A multiscale formulation is derived for the mechanics of a dilute fiber network microstructure, as occurs in in vitro reconstituted collagen gels, to accommodate the deterministic solution of a uniform-stress condition in the fiber network. The macroscale two-phase equations are derived based on the integral volume-averaging approach of the spatial averaging theorem, modified for the averaging volume to deform materially in the solid phase and thereby ensuring consistent network mass conservation. For low-Reynolds-number fiber-fluid interaction with no hydrodynamic interaction between fibers, the macroscale Darcy law arises naturally as a function of average fiber orientation and volume fraction, with no additional empirical specification.
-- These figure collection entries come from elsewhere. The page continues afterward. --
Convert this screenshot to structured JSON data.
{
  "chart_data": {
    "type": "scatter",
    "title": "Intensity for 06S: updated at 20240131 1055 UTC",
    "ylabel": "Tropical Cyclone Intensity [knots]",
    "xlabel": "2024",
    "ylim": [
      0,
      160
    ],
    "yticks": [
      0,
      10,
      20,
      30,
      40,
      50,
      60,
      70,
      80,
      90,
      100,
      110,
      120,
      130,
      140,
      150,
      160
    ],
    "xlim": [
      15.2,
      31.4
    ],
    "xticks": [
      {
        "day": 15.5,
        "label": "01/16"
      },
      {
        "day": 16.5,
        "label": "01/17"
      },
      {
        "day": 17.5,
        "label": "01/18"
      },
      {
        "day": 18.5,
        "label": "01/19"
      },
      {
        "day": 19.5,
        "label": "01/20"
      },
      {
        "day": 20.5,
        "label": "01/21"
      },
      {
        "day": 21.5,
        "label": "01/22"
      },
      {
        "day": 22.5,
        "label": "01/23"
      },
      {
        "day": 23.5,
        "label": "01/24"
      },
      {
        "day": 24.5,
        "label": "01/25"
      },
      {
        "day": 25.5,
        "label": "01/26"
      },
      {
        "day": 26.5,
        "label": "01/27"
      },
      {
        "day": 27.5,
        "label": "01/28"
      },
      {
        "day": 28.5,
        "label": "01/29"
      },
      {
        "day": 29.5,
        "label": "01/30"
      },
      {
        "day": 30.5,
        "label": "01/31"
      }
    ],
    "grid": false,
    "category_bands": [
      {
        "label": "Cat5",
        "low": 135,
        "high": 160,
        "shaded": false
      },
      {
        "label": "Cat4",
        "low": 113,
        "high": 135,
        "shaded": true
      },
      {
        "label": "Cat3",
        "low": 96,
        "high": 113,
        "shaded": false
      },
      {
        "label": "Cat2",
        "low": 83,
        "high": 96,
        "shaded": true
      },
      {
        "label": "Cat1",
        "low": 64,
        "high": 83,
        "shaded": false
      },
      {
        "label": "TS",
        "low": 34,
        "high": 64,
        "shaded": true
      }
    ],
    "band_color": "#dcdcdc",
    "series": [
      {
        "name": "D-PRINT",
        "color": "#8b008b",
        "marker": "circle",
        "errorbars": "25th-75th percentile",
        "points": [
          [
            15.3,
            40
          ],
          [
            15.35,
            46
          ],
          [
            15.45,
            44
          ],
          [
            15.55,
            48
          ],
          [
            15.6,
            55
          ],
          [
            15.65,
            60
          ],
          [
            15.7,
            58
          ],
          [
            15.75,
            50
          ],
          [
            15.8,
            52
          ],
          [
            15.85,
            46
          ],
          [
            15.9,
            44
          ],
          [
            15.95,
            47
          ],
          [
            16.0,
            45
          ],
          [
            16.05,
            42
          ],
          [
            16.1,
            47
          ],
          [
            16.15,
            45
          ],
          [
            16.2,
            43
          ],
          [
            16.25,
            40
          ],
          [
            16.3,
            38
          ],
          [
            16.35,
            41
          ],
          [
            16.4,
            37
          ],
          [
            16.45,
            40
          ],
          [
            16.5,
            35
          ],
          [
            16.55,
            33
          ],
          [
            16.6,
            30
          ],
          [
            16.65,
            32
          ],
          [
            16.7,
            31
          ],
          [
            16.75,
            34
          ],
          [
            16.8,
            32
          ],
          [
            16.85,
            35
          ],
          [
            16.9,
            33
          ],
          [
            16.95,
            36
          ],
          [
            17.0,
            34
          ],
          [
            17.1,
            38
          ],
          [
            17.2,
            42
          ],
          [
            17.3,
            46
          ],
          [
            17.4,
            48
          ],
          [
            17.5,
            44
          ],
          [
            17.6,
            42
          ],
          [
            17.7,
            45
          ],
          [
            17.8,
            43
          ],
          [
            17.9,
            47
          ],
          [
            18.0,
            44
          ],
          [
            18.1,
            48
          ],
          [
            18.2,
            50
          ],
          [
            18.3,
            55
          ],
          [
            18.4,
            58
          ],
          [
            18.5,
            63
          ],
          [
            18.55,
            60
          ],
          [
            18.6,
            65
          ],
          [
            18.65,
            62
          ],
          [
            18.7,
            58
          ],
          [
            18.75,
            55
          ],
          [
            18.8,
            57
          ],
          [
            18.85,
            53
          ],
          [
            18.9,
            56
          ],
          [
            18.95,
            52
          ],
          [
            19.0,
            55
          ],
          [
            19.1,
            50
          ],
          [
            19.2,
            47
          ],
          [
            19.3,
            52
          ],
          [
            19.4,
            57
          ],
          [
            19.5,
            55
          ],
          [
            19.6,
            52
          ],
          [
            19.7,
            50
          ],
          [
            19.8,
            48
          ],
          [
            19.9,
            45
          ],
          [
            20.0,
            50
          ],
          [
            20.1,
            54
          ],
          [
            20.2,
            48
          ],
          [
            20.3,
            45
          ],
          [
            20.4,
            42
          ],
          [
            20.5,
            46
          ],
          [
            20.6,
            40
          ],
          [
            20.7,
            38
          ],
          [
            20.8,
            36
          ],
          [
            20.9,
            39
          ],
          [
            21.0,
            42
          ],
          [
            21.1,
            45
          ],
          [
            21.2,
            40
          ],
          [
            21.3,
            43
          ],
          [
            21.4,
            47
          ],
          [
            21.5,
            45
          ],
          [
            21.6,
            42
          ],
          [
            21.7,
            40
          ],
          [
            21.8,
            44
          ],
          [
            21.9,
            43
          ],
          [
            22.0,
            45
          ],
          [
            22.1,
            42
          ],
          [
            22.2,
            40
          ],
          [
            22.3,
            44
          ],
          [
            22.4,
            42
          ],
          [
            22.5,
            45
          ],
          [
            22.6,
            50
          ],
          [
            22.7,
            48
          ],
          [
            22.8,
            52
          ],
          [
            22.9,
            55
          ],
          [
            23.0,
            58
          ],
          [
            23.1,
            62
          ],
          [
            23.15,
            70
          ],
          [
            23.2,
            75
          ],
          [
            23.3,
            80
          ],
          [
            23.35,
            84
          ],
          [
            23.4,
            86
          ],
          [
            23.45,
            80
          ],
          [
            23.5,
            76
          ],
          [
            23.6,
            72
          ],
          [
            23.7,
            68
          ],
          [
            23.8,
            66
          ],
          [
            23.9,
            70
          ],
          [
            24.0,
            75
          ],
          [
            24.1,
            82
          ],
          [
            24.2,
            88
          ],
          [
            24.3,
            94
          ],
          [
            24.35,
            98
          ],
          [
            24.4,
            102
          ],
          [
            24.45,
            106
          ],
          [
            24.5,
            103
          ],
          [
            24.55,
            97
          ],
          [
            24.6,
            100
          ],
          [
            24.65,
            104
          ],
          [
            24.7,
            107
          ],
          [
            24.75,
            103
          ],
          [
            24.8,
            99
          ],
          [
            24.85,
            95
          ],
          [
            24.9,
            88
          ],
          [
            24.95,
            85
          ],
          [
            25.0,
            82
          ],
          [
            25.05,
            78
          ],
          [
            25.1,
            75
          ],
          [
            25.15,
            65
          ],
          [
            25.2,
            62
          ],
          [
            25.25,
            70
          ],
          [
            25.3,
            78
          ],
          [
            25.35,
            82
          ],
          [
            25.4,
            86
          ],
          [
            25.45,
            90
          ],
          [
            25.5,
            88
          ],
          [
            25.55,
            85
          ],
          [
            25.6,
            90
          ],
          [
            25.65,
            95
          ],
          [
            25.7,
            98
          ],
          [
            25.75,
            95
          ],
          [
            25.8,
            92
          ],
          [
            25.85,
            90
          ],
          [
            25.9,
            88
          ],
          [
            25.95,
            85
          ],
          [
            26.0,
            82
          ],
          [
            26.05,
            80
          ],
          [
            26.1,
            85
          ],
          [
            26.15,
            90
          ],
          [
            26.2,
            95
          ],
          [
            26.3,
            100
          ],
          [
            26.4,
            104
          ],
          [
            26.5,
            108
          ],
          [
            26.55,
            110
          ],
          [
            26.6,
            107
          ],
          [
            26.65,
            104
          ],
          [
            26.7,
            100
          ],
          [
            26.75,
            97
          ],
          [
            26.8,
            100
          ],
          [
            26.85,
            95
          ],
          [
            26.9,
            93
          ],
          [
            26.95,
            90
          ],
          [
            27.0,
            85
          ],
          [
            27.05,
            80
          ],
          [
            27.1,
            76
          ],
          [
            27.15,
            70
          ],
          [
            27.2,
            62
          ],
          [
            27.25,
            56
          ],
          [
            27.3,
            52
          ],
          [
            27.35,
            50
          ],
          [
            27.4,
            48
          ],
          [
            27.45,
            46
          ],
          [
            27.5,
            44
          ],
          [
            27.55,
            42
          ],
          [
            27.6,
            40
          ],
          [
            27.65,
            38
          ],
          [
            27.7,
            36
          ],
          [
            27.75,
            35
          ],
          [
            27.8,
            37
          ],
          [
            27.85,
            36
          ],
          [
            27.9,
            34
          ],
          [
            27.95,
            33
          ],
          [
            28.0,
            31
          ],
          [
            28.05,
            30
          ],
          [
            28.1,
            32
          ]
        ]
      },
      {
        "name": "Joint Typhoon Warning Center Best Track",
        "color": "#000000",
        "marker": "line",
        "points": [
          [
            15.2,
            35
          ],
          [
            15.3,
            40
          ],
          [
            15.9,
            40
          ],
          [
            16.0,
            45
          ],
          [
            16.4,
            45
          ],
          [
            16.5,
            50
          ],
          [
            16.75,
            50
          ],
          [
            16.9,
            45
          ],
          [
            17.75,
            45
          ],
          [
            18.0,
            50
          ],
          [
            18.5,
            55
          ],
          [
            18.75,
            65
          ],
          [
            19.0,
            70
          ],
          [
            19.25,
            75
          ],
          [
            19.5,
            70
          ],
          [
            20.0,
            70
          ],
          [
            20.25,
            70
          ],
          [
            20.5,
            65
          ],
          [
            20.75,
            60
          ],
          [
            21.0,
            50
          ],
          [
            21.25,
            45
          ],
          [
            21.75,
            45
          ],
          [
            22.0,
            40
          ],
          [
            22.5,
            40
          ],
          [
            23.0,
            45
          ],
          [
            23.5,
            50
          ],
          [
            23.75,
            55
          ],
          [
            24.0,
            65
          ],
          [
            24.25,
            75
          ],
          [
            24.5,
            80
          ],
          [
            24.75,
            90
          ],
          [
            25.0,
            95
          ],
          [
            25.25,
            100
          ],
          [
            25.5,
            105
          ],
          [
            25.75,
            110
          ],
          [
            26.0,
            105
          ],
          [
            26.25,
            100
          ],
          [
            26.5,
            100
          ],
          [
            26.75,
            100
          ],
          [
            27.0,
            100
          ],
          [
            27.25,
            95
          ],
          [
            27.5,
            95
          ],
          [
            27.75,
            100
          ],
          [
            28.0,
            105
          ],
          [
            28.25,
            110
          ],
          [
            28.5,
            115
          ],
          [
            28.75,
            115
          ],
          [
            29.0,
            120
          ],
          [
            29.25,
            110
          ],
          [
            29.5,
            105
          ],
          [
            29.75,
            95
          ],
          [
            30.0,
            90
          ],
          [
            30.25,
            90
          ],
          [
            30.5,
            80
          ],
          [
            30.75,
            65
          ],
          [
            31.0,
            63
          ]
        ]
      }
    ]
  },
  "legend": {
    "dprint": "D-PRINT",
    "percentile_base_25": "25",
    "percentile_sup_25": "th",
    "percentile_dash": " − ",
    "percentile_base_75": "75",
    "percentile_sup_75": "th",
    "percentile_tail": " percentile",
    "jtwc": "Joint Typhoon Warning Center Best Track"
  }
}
The macroscale equations are solved using finite element analysis with the averaging volumes centered at Gauss points of integration. The macroscale solid stress and fluid velocity are obtained by microscale deterministic solution of network and Stokesian mechanics within the averaging volume at each Gauss point, whereas the macroscale displacements and fluid pressure are solved as interpolated finite element field variables. The theory when applied to describe confined compression of collagen gels reproduced the strain-rate dependent behavior observed in poroelastic materials. The deformation of the averaging region and the reorientation of the collagen network in response to strain are also discussed. © 2008 Society for Industrial and applied Mathematics.